LG: That's the story of motherhood, in a large way. You take the thing that is most precious to you, and you cut it up and give it to somebody else who you love more than you love the thing. And we tend to idealize that, and I'm not sure we should. Because the sacrifice that it symbolizes is also huge. Her marriage and her seven children, in a life of constant struggle and deprivation—it was heavy. And that beautiful mind, that beautiful intellect, that exquisite sense of curiosity and exploration, was gone. I went to Africa when I was 19, and when I came back, I was showing her pictures. And I remember her stopping me and just—she had to collect herself. And she said, "I cannot believe that a granddaughter of mine has been to Africa. I just can't imagine how you got there." I think that her story is so central to my story. To be able to choose the shape of your own life—you sort of must do that, as an act of honor to those who couldn't. There were times, especially when I was traveling for Eat, Pray, Love, when, I swear to God, I would feel this weight of my female ancestors, all those Swedish farmwives from beyond the grave who were like, "Go! Go to Naples! Eat more pizza! Go to India, ride an elephant! Do it! Swim in the Indian Ocean. Read those books. Learn a language. Do it!" I could just feel them. They were just like, "Go beat the drum."

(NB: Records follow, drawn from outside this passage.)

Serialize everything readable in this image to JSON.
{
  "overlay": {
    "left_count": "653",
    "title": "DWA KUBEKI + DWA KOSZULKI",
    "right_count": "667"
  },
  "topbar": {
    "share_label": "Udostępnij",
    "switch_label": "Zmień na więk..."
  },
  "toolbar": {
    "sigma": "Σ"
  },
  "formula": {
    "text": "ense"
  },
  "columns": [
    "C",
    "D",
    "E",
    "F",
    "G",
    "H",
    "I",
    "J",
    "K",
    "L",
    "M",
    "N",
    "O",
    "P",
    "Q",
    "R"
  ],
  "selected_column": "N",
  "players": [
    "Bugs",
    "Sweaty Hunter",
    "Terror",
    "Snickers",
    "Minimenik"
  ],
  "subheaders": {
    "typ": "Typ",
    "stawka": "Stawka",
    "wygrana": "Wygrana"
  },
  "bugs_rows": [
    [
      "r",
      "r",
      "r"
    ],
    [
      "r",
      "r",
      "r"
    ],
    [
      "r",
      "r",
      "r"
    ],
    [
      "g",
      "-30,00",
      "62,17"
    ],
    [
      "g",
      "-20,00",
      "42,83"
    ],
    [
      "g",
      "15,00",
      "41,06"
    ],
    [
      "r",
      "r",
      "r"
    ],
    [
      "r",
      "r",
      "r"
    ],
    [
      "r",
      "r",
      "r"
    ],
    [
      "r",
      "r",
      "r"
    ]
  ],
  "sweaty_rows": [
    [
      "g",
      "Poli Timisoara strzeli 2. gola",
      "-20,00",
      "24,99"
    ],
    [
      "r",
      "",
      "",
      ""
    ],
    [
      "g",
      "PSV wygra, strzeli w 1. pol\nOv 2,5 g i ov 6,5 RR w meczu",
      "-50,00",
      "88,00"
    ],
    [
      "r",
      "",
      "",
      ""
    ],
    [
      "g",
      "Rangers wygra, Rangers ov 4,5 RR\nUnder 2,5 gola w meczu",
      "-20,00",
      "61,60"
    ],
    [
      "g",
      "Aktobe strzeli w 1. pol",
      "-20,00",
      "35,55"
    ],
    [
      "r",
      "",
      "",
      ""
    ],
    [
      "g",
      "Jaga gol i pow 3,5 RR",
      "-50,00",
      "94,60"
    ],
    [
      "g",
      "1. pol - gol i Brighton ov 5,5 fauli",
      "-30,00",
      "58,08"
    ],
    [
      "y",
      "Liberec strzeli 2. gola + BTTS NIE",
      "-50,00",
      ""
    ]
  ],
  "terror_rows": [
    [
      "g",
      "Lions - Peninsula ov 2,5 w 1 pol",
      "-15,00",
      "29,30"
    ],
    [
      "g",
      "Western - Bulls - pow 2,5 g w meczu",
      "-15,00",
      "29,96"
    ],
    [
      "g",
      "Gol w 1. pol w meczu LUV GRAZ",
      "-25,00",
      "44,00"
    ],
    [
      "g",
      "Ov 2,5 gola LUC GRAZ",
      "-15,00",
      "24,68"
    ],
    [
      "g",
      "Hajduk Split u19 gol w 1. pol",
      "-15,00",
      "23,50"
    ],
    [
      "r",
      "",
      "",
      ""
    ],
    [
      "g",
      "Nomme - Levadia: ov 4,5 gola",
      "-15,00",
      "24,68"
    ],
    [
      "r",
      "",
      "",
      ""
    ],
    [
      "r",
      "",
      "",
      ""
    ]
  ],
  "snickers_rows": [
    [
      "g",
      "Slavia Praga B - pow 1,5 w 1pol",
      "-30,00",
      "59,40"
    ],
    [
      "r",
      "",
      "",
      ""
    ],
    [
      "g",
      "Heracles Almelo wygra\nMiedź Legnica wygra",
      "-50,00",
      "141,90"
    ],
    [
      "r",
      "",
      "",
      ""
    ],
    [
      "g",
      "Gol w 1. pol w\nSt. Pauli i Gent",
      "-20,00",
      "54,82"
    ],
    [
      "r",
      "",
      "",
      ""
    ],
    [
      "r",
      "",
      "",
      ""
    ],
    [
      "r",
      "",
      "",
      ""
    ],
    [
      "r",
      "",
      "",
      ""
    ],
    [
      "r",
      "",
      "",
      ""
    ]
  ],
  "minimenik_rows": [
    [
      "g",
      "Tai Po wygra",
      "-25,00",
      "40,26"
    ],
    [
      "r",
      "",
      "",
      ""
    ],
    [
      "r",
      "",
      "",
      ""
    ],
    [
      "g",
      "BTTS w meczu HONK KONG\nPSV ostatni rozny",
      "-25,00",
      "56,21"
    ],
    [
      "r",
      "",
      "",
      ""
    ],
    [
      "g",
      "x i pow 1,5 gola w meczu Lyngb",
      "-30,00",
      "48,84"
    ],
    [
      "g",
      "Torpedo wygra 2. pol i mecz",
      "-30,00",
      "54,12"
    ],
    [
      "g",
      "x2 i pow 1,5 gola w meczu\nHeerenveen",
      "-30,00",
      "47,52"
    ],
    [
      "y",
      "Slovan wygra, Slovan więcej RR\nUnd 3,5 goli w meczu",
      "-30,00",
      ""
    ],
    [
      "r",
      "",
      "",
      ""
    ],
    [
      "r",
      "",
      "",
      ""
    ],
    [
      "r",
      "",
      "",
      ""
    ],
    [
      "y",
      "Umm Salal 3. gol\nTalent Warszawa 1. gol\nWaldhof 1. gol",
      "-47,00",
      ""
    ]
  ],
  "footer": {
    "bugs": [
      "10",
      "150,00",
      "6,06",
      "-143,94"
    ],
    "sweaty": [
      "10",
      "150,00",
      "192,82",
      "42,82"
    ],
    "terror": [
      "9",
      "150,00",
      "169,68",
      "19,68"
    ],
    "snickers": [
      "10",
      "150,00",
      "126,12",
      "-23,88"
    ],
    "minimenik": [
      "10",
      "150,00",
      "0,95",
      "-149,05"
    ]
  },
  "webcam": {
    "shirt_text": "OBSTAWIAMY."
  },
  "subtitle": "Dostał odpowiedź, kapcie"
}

LK: There is a great part in the book when you describe how you knew your feelings for Felipe weren't just infatuation: "I did not demand that he become my Great Emancipator or my Source of All Life, nor did I immediately vanish into that man's chest cavity like a twisted, unrecognizable, parasitical homunculus."
LG: Like that little creature in Alien. [Laughs] Yeah. I'm very grateful not to be in that.